From the January 1984 issue of the Socialist Standard
Production for profit is clearly a key concept in defining capitalism. In fact, it could be said to be the essential feature of capitalism since the latter may be defined adequately enough as a form of social organisation in which wealth is produced for sale on a market with a view to profit.
But how is profit made from producing wealth? The usurer obtained his profit out of the revenue of the person to whom he has lent money and the merchant adventurer his by cheating or plundering of other traders or direct producers; but profit arises in a completely different way when invested in the production of wealth. It is created within the process of production itself.
The person with money to invest in production (whom we will call a capitalist) must first convert a part of it into means and instruments of production (raw materials. machinery, a factory); the other part will be needed for hiring workers to come and work in the factory on the raw materials that have been supplied.
When the employees have worked up the raw materials into a finished product, new wealth will have been created. This will belong to the capitalist but. because we are in an exchange economy, not only new wealth but new value has been created. However, the capitalists are not interested in new value in the abstract, nor even in new value in the form of a portion of the newly produced goods; they are only interested in it in the form of money. To realise this they must therefore sell the products. Once they have done this they have a larger sum of money than they started with; their capital has increased and value has expanded itself.
However, not all the money realised from the sale of the product is their profit, as part will represent the value of the raw materials and wear and tear of their machines as well as the upkeep of the factory. It is therefore merely a part of the original capital in a different form. A second part will replace the amount of capital used in hiring the workers to enable a repeat of the operation.
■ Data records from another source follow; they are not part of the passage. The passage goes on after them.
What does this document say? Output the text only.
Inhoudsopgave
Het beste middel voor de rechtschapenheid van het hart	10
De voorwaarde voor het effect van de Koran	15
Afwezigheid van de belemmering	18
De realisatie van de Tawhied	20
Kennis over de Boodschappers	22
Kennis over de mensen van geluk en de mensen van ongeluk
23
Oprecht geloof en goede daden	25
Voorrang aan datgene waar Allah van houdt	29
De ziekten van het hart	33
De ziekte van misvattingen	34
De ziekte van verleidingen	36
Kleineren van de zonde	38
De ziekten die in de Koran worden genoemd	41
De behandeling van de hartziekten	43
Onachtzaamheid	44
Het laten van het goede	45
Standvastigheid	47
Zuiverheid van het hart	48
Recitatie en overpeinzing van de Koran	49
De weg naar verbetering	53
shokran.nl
It is the third part which is now profit.
The source of this profit is clear: it is the labour of the workers who transformed the raw materials into finished products. In an exchange economy labour, as well as creating wealth, also creates value: where the producer does not own the means of production and where the product of labour belongs to the employer, the new value created also belongs to the employer. A part of this is repaid to the producer in the form of wages, but the rest — what Marx called surplus value — is profit for the capitalist.
The exploitation (for there is no other word for it) of the wage workers takes place fully in accordance with the normal rules of exchange: an equal value is exchanged for an equal value. For what the workers sell to the capitalist is not their labour (the product of labour, or what has been produced) but their ability to work, their mental and physical energy — what Marx called Labour Power.
Under capitalism labour power, like everything else, is a commodity and has an exchange value. The exchange value of labour power is roughly the cost of training. maintaining and replacing the particular kind of labour power (skilled or unskilled; bricklayer or engineer, clerk or schoolteacher) involved. Wages are the price of labour power, or the monetary expression of its value.
Historically, wage labour has been at the very basis of capitalism. The landless labourers who were available in the early days of capitalism provided the early capitalists with a labour force to exploit, so allowing capitalism to come into being. The wages system also provided capitalism with a vast and growing market for consumer goods, so helping it to spread. Wage labour can thus be regarded as another key, defining feature of capitalism.